Carriers, networks, and content producers hope that making it easier for viewers to link up with friends will help them hold on to their audiences rather than losing them to services like Hulu, which stream shows over the Internet. And opening TV to social networking could make it easier for companies to provide personalized programming.
Many developers are working on ways to let people share the viewing experience over broadband connections or through set-top boxes; indeed, cable companies and other broadband video providers have sponsored small trials of various interactive TV services around the world for more than 20 years. But most of the systems were even clumsier than the combination of laptop and large-screen TV that today’s viewers have kludged together. Montpetit wants to unite different communication systems–especially cellular and broadband services–to create an elegant user experience. She’s been sharing ideas about that sort of system with BT, which provides broadband connections to 15 million people in the United Kingdom and Ireland, including nearly a half-million digital-TV subscribers.
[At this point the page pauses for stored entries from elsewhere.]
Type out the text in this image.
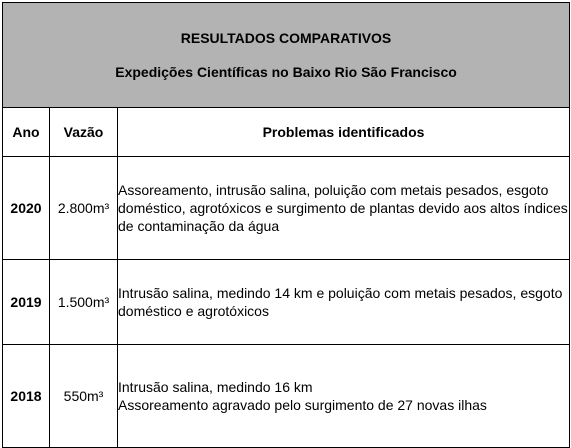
RESULTADOS COMPARATIVOS
Expedições Científicas no Baixo Rio São Francisco		

Ano	Vazão	Problemas identificados
2020	2.800m³	Assoreamento, intrusão salina, poluição com metais pesados, esgoto doméstico, agrotóxicos e surgimento de plantas devido aos altos índices de contaminação da água

2019	1.500m³	Intrusão salina, medindo 14 km e poluição com metais pesados, esgoto doméstico e agrotóxicos

2018	550m³	Intrusão salina, medindo 16 km
Assoreamento agravado pelo surgimento de 27 novas ilhas
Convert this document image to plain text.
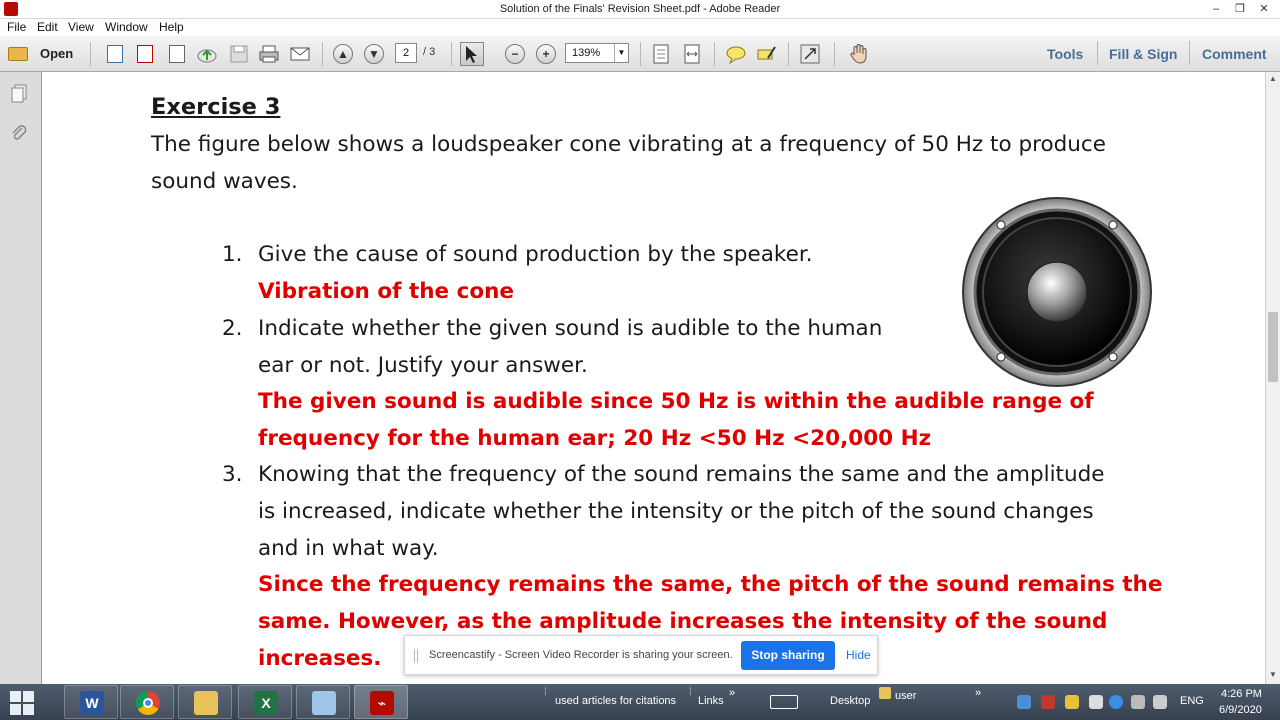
Solution of the Finals' Revision Sheet.pdf - Adobe Reader	–	❐	✕
File Edit View Window Help
Open	▲	▼	2	/ 3	−	+	139%	▼	Tools Fill & Sign Comment
Exercise 3
The figure below shows a loudspeaker cone vibrating at a frequency of 50 Hz to produce
sound waves.
1. Give the cause of sound production by the speaker.
Vibration of the cone
2. Indicate whether the given sound is audible to the human
ear or not. Justify your answer.
The given sound is audible since 50 Hz is within the audible range of
frequency for the human ear; 20 Hz <50 Hz <20,000 Hz
3. Knowing that the frequency of the sound remains the same and the amplitude
is increased, indicate whether the intensity or the pitch of the sound changes
and in what way.
Since the frequency remains the same, the pitch of the sound remains the
same. However, as the amplitude increases the intensity of the sound
increases.
▲
▼
Screencastify - Screen Video Recorder is sharing your screen.	Stop sharing	Hide
W	X	⌁
⁞
used articles for citations
⁞
Links
»
Desktop user	»
ENG
4:26 PM
6/9/2020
Though BT won’t comment on what form its social-TV system might take, Montpetit and her students at the MIT Media Lab demonstrated an intriguing prototype last year. A central database aggregates video from online sources like YouTube, shares user-specified data with social networks, delivers video to the user’s TV, and lets users and the people in their networks send comments and ratings back and forth via an iPhone app. It avoids using the TV screen for messages, something that has proved irritating to consumers who don’t want clunky text obscuring the pictures on their 52-inch HDTVs. The app also allows the user to tell the network what program to show on his or her set. For instance, if a friend suggests a show and the owner agrees, that show will pop up at the appointed time. In February, Montpetit and her students presented a refined version of this system to BT. Jeff Patmore, who works with Montpetit as head of strategic university research at BT, says such a system could be rolled out this year, although he declines to confirm any plans. But Montpetit anxiously awaits U.S. deployment of social TV: her daughter, with whom she watches certain shows, heads off to college next fall. Engineering and business issues aside, she wants social TV to help friends and family stay connected, even as they move apart.